Diese Frau wird in dem Roman zu einer großen Malerin, was mich vor das Problem stellte, die glaubhafte Figur einer wirklich kreativen Künstlerin zu schaffen, die es gar nicht gab. Zum ersten Mal habe ich versucht, in einem Buch eine Künstlerin zu schaffen und die Existenz einer Malerin glauben zu machen, die es gar nicht gab, die aber in die Kunstgeschichte paßt und deren Bilder vielleicht interessant zu betrachten wären; das war eine der größeren technischen Schwierigkeiten des Buches. Sie malt obsessiv die Geschichte vom Fall Granadas, aber sie verwandelt sie in eine Metapher für Indien, das heißt für ein Indien, das ebenfalls auseinanderbrach, in dem die Gemeinschaften sich feindlicher gegenüberstehen.
Wovon „Midnight's Children“ den Anfang beschreibt, findet hier sein Ende: Indien, das 1947 unabhängig wurde, war ein soeben geeintes Land, geeint auf der Grundlage des politischen Internationalismus, wie er sich in der Politik von Nehru und den anderen Führern ausdrückte, ein wirtschaftlich sozialistisches Land, ein protektionistisches Land; kulturell ein sehr entschieden weltliches Land, das von der Vorstellung ausging, wenn man in Indien die Religion in das Gewebe des Staates aufnehme, dann würden die Spaltungsunruhen ständig weitergehen. Um das zu verhindern, mußte man die Religion aus dem Staat austreiben, und die Mehrheit der indischen Bevölkerung mußte akzeptieren, daß der Hinduismus nicht die beherrschende Kraft im Staate werden konnte.
Das war im Grunde das moderne, vorwärtsschauende, progressive Indien meiner Generation, der Generation von „Midnight's Children“, und dieser Idee von Indien waren wir im Grunde alle verpflichtet, und im leidenschaftlichen Glauben daran bin ich aufgewachsen. Mir scheint, unter dem Druck der ökonomischen Liberalisierung und des globalen Sieges des Kapitalismus hat die indische Wirtschaftsstruktur jetzt eine unglaubliche Umwandlung erfahren. Sie ist nicht mehr die sozialistische, protektionistische Wirtschaft, wie sie es noch vor fünf Jahren war.

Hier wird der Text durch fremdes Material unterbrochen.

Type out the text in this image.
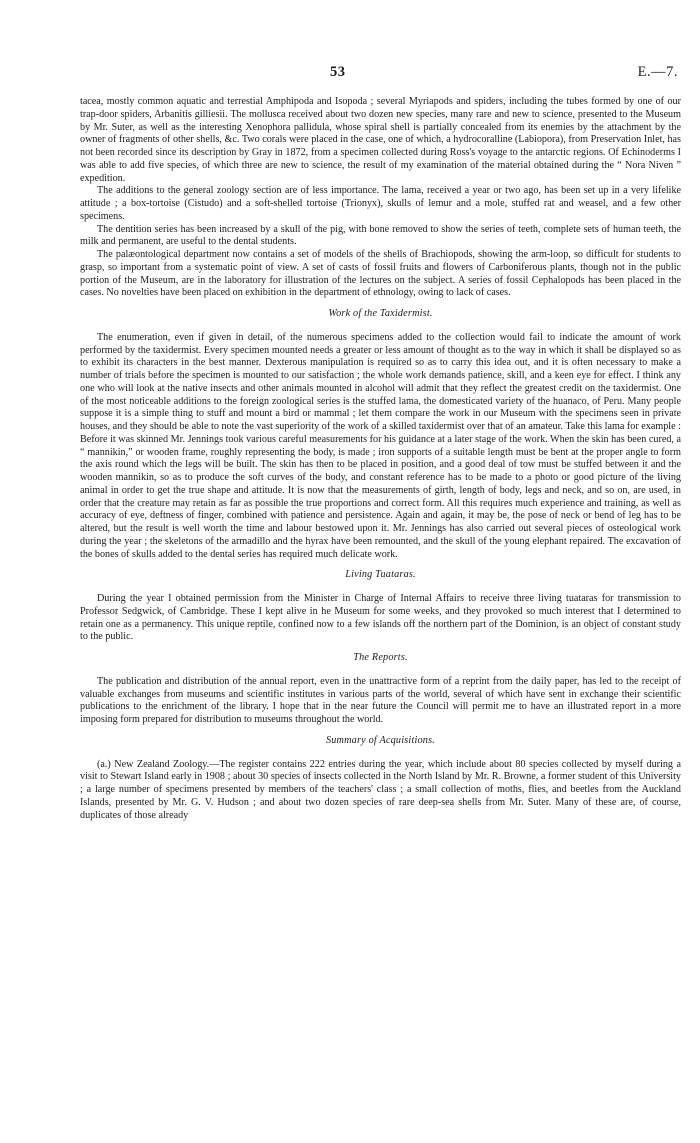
53	E.—7.

tacea, mostly common aquatic and terrestial Amphipoda and Isopoda ; several Myriapods and spiders, including the tubes formed by one of our trap-door spiders, Arbanitis gilliesii. The mollusca received about two dozen new species, many rare and new to science, presented to the Museum by Mr. Suter, as well as the interesting Xenophora pallidula, whose spiral shell is partially concealed from its enemies by the attachment by the owner of fragments of other shells, &c. Two corals were placed in the case, one of which, a hydrocoralline (Labiopora), from Preservation Inlet, has not been recorded since its description by Gray in 1872, from a specimen collected during Ross's voyage to the antarctic regions. Of Echinoderms I was able to add five species, of which three are new to science, the result of my examination of the material obtained during the “ Nora Niven ” expedition.

The additions to the general zoology section are of less importance. The lama, received a year or two ago, has been set up in a very lifelike attitude ; a box-tortoise (Cistudo) and a soft-shelled tortoise (Trionyx), skulls of lemur and a mole, stuffed rat and weasel, and a few other specimens.

The dentition series has been increased by a skull of the pig, with bone removed to show the series of teeth, complete sets of human teeth, the milk and permanent, are useful to the dental students.

The palæontological department now contains a set of models of the shells of Brachiopods, showing the arm-loop, so difficult for students to grasp, so important from a systematic point of view. A set of casts of fossil fruits and flowers of Carboniferous plants, though not in the public portion of the Museum, are in the laboratory for illustration of the lectures on the subject. A series of fossil Cephalopods has been placed in the cases. No novelties have been placed on exhibition in the department of ethnology, owing to lack of cases.

Work of the Taxidermist.

The enumeration, even if given in detail, of the numerous specimens added to the collection would fail to indicate the amount of work performed by the taxidermist. Every specimen mounted needs a greater or less amount of thought as to the way in which it shall be displayed so as to exhibit its characters in the best manner. Dexterous manipulation is required so as to carry this idea out, and it is often necessary to make a number of trials before the specimen is mounted to our satisfaction ; the whole work demands patience, skill, and a keen eye for effect. I think any one who will look at the native insects and other animals mounted in alcohol will admit that they reflect the greatest credit on the taxidermist. One of the most noticeable additions to the foreign zoological series is the stuffed lama, the domesticated variety of the huanaco, of Peru. Many people suppose it is a simple thing to stuff and mount a bird or mammal ; let them compare the work in our Museum with the specimens seen in private houses, and they should be able to note the vast superiority of the work of a skilled taxidermist over that of an amateur. Take this lama for example : Before it was skinned Mr. Jennings took various careful measurements for his guidance at a later stage of the work. When the skin has been cured, a “ mannikin,” or wooden frame, roughly representing the body, is made ; iron supports of a suitable length must be bent at the proper angle to form the axis round which the legs will be built. The skin has then to be placed in position, and a good deal of tow must be stuffed between it and the wooden mannikin, so as to produce the soft curves of the body, and constant reference has to be made to a photo or good picture of the living animal in order to get the true shape and attitude. It is now that the measurements of girth, length of body, legs and neck, and so on, are used, in order that the creature may retain as far as possible the true proportions and correct form. All this requires much experience and training, as well as accuracy of eye, deftness of finger, combined with patience and persistence. Again and again, it may be, the pose of neck or bend of leg has to be altered, but the result is well worth the time and labour bestowed upon it. Mr. Jennings has also carried out several pieces of osteological work during the year ; the skeletons of the armadillo and the hyrax have been remounted, and the skull of the young elephant repaired. The excavation of the bones of skulls added to the dental series has required much delicate work.

Living Tuataras.

During the year I obtained permission from the Minister in Charge of Internal Affairs to receive three living tuataras for transmission to Professor Sedgwick, of Cambridge. These I kept alive in he Museum for some weeks, and they provoked so much interest that I determined to retain one as a permanency. This unique reptile, confined now to a few islands off the northern part of the Dominion, is an object of constant study to the public.

The Reports.

The publication and distribution of the annual report, even in the unattractive form of a reprint from the daily paper, has led to the receipt of valuable exchanges from museums and scientific institutes in various parts of the world, several of which have sent in exchange their scientific publications to the enrichment of the library. I hope that in the near future the Council will permit me to have an illustrated report in a more imposing form prepared for distribution to museums throughout the world.

Summary of Acquisitions.

(a.) New Zealand Zoology.—The register contains 222 entries during the year, which include about 80 species collected by myself during a visit to Stewart Island early in 1908 ; about 30 species of insects collected in the North Island by Mr. R. Browne, a former student of this University ; a large number of specimens presented by members of the teachers' class ; a small collection of moths, flies, and beetles from the Auckland Islands, presented by Mr. G. V. Hudson ; and about two dozen species of rare deep-sea shells from Mr. Suter. Many of these are, of course, duplicates of those already
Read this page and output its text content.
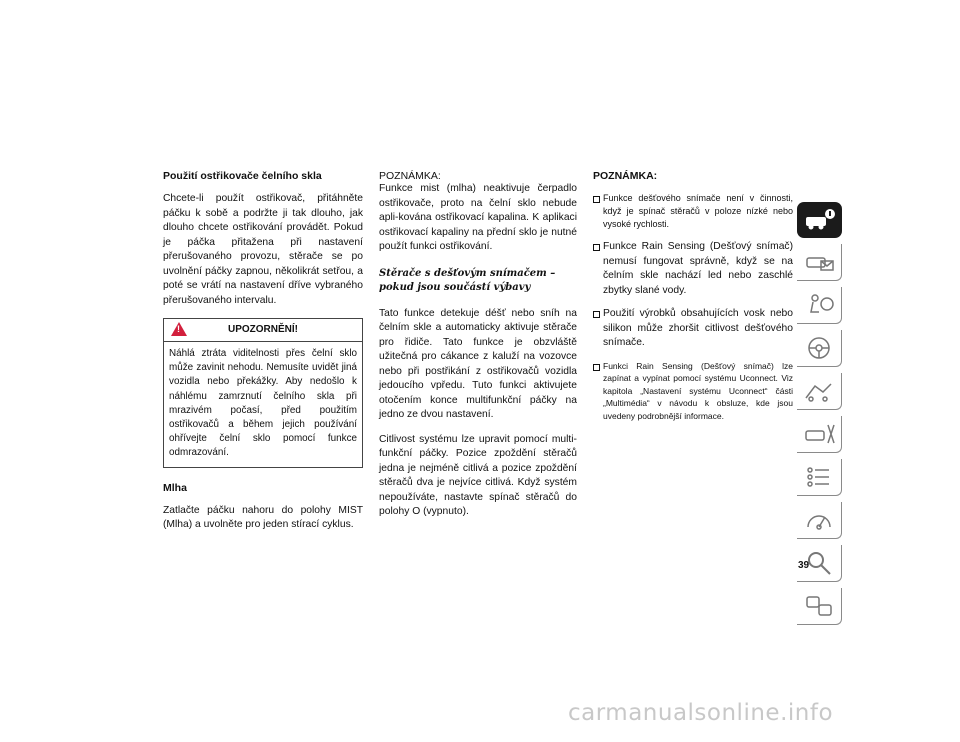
Použití ostřikovače čelního skla

Chcete-li použít ostřikovač, přitáhněte páčku k sobě a podržte ji tak dlouho, jak dlouho chcete ostřikování provádět. Pokud je páčka přitažena při nastavení přerušovaného provozu, stěrače se po uvolnění páčky zapnou, několikrát setřou, a poté se vrátí na nastavení dříve vybraného přerušovaného intervalu.

!
UPOZORNĚNÍ!
Náhlá ztráta viditelnosti přes čelní sklo může zavinit nehodu. Nemusíte uvidět jiná vozidla nebo překážky. Aby nedošlo k náhlému zamrznutí čelního skla při mrazivém počasí, před použitím ostřikovačů a během jejich používání ohřívejte čelní sklo pomocí funkce odmrazování.
Mlha

Zatlačte páčku nahoru do polohy MIST (Mlha) a uvolněte pro jeden stírací cyklus.

POZNÁMKA:

Funkce mist (mlha) neaktivuje čerpadlo ostřikovače, proto na čelní sklo nebude apli-kována ostřikovací kapalina. K aplikaci ostřikovací kapaliny na přední sklo je nutné použít funkci ostřikování.

Stěrače s dešťovým snímačem – pokud jsou součástí výbavy

Tato funkce detekuje déšť nebo sníh na čelním skle a automaticky aktivuje stěrače pro řidiče. Tato funkce je obzvláště užitečná pro cákance z kaluží na vozovce nebo při postřikání z ostřikovačů vozidla jedoucího vpředu. Tuto funkci aktivujete otočením konce multifunkční páčky na jedno ze dvou nastavení.

Citlivost systému lze upravit pomocí multi-funkční páčky. Pozice zpoždění stěračů jedna je nejméně citlivá a pozice zpoždění stěračů dva je nejvíce citlivá. Když systém nepoužíváte, nastavte spínač stěračů do polohy O (vypnuto).

POZNÁMKA:
Funkce dešťového snímače není v činnosti, když je spínač stěračů v poloze nízké nebo vysoké rychlosti.
Funkce Rain Sensing (Dešťový snímač) nemusí fungovat správně, když se na čelním skle nachází led nebo zaschlé zbytky slané vody.
Použití výrobků obsahujících vosk nebo silikon může zhoršit citlivost dešťového snímače.
Funkci Rain Sensing (Dešťový snímač) lze zapínat a vypínat pomocí systému Uconnect. Viz kapitola „Nastavení systému Uconnect“ části „Multimédia“ v návodu k obsluze, kde jsou uvedeny podrobnější informace.
39
carmanualsonline.info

In gewisser Weise kann man das positiv sehen, in anderer Weise nicht. Sicherlich hat das einen großen Teil der alten indischen Bürokratie beseitigt. In anderer Hinsicht ist natürlich die Theorie, die günstigen Auswirkungen der Liberalisierung würden allmählich von oben nach unten durchsickern, in Indien ebenso gescheitert wie überall sonst auch.
Das erneute Auftreten religiösen Sektierertums bei der dominierenden Gruppe, den Hindus, und in seinem Gefolge auch bei Muslimen und Sikhs, setzt die weltlichen Prinzipien des Staates unter Druck; heute reden die Leute, selbst sogenannte linke Intellektuelle, ganz offen von der Unvermeidlichkeit eines Hindu-Staates, der an die Stelle des weltlichen Staates treten soll, und die Verfassung müsse umgeschrieben werden.
Und dann erleben wir dieses eigenartige Wachstum der Nationalismen, manchmal verbunden mit dem Hinduismus, manchmal rein regionalistisch, ein Echo natürlich auf Geschehnisse in Mitteleuropa. So gewann ich also den Eindruck, das Indien, über das ich mein Leben lang geschrieben hatte, gehe seinem Ende entgegen. Und die Grundlage dieses Endes ist der Inhalt des Romans. Ich hoffe, er wird nicht nur eine Klage, sondern auch so lustig, wie ich ihn nur gestalten konnte.
Das Gespräch führten Caryl Phillips und Peter Böhmer anläßlich der Publikation einer Sammlung von Kurzgeschichten Salman Rushdies im Kindler Verlag: „Osten, Westen“, 224 S., 32 DM.